Neuronal cells were obtained by dissociating cells from the cerebral hemispheres of rat embryos (10 to 17-day-old), either cleaned entirely or only partially of their meningeal membranes. These cells were seeded on poly-lysine-coated Petri dishes in serum-containing medium. The cultures most enriched in neuronal cells were obtained from brains of 13- to 15-day-old embryos and after 2 h, the culture medium was switched to Dulbecco's modified Eagle's medium, without serum, supplemented with the N1 supplements as described by Bottenstein et al. (1980). The proliferation of neuroblasts from 13-day-old embryos in the presence or absence of meningeal cells was studied by using a combination of tritiated thymidine autoradiography and immuno-staining against neurofilament proteins.
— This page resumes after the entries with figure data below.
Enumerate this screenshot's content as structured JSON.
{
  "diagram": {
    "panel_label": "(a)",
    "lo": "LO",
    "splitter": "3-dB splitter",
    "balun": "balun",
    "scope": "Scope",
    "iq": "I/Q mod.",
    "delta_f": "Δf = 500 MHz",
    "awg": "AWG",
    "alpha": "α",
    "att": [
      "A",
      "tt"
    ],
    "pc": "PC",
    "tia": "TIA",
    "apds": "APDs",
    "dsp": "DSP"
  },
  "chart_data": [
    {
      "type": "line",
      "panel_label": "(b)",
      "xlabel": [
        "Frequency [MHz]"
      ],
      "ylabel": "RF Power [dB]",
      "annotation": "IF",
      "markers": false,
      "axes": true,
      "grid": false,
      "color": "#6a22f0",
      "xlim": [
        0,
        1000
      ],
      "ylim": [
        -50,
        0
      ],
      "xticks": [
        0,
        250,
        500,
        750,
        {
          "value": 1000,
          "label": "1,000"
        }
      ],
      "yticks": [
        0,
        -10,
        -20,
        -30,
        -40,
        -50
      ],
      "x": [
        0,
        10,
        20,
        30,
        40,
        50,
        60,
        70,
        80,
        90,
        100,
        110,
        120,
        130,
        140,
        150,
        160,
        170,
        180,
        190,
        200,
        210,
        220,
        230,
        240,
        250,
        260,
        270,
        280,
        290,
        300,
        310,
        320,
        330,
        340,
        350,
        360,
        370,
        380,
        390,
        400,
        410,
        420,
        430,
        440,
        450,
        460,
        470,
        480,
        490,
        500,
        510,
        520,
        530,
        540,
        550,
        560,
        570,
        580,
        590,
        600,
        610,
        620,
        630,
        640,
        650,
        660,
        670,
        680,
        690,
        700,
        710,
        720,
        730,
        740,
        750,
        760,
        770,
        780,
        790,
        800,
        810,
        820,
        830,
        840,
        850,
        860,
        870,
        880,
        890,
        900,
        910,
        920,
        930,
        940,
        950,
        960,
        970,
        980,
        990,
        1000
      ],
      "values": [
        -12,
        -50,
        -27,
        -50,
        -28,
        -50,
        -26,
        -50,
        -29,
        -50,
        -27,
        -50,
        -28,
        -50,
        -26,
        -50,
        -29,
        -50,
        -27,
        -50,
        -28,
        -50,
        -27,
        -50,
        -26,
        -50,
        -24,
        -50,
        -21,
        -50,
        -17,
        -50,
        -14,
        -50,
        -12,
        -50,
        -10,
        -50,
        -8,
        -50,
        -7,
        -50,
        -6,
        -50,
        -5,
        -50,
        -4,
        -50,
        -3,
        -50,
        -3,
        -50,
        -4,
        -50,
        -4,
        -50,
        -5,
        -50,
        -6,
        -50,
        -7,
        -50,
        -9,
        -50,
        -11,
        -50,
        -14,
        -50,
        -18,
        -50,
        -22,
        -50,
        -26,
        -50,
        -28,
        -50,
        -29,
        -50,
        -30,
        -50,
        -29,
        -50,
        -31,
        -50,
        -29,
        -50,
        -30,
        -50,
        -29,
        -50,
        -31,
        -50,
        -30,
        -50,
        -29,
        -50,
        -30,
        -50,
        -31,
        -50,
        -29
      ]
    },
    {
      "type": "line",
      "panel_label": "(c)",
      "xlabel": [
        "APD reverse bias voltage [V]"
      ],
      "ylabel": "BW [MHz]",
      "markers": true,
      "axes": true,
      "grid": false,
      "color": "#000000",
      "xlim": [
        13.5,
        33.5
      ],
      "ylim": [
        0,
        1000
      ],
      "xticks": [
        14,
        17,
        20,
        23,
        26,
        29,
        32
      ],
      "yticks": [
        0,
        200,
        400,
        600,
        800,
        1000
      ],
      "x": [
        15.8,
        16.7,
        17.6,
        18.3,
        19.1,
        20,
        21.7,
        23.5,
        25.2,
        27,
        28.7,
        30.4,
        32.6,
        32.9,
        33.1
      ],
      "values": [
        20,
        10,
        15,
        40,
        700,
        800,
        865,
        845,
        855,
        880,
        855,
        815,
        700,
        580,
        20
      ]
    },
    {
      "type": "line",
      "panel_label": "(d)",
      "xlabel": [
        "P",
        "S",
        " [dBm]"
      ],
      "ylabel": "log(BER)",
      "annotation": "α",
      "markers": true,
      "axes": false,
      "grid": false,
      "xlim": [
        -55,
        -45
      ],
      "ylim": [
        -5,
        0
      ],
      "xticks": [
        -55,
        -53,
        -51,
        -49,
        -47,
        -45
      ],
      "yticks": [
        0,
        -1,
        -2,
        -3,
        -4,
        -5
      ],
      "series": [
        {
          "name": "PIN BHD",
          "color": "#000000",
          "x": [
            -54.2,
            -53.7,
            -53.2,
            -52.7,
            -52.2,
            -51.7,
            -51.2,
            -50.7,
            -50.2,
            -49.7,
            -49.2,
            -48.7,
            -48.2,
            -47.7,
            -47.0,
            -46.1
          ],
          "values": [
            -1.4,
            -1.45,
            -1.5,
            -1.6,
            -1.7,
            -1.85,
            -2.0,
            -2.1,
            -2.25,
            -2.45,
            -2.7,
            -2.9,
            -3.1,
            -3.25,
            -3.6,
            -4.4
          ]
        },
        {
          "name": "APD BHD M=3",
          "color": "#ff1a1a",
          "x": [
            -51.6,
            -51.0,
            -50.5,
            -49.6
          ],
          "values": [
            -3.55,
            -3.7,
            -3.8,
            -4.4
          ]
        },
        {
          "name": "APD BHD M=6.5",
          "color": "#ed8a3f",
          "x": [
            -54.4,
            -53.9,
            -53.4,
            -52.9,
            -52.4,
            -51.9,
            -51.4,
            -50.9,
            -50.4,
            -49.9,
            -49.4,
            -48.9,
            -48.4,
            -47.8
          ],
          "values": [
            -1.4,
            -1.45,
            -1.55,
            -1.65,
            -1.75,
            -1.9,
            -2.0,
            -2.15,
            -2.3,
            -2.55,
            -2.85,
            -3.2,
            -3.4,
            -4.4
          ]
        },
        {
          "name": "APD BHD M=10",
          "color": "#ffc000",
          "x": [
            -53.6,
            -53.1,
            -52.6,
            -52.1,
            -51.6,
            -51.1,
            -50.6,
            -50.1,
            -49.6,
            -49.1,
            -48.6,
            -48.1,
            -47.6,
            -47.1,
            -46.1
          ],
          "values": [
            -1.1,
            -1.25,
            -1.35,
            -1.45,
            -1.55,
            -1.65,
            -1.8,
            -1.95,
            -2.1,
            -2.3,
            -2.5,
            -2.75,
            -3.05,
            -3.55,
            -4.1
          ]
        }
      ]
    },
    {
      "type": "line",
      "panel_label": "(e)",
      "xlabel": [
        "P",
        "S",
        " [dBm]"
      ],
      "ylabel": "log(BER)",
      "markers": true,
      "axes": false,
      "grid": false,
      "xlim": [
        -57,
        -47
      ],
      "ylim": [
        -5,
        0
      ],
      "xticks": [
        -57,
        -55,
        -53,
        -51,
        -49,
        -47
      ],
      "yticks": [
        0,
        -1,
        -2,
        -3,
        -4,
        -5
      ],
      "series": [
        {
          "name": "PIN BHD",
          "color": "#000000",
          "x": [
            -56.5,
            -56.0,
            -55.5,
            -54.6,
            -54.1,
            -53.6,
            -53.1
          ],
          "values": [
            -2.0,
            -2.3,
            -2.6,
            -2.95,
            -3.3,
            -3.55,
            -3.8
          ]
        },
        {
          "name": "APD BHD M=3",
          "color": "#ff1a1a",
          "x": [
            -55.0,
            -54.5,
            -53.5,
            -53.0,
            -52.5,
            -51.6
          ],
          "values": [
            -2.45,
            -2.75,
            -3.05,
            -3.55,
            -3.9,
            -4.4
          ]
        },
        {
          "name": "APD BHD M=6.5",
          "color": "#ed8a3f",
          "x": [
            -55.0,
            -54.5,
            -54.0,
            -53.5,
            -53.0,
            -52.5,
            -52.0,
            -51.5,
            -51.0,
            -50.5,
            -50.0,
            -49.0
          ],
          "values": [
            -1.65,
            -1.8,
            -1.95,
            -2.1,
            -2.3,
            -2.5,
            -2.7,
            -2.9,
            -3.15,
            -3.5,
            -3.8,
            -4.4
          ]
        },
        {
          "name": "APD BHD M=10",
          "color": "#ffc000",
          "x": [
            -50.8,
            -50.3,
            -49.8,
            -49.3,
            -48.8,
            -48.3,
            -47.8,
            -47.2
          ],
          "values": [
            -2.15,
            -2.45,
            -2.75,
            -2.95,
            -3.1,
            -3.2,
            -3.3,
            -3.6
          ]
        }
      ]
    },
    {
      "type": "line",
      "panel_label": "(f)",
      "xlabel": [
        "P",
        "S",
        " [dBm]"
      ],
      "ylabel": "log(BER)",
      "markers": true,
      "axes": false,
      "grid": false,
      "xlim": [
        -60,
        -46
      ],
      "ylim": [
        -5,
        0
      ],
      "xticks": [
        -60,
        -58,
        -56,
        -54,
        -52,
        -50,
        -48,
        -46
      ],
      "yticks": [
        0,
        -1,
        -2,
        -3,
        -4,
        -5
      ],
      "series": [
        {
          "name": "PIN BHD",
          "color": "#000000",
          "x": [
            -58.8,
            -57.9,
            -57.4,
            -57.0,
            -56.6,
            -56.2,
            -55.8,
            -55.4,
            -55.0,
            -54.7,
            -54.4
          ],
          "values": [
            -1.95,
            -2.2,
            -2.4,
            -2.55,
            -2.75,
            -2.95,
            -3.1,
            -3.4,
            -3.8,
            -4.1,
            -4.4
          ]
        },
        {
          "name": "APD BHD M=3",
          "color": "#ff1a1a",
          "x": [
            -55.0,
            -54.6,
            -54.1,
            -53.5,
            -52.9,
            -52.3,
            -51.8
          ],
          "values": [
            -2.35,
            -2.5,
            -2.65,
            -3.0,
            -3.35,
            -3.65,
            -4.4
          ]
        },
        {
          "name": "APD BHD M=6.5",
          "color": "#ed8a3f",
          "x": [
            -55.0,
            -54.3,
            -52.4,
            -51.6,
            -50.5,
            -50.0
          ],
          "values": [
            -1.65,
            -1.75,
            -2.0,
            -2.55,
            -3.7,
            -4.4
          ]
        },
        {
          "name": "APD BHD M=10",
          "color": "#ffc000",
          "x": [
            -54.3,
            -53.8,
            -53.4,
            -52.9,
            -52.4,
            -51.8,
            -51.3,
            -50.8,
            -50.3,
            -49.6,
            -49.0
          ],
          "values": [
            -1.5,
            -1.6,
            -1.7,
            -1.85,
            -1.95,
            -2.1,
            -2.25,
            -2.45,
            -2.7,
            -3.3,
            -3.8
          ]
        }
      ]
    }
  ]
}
The neuroblasts seem to proliferate during the first 3 days. The proliferative activity was further enhanced in the presence of meningeal cells. The glioblasts multiply only after a period of one week in culture conditions as observed here. The subsequent development of the neuroblasts was followed over a period of 4 weeks and the ultrastructural appearance of these cells was investigated at 2 and 3 weeks. In the presence of meningeal cells, many neurons, intensely stained for neurofilament proteins, survived for 21 days, while in control cultures they underwent massive degeneration after 2 weeks. Synapses with numerous clear vesicles were abundant in cultures grown under the influence of meningeal cells; they were rare and possessed few vesicles in control cultures. The data indicate that meningeal cells affect the proliferation and maturation of rat neuroblasts in culture.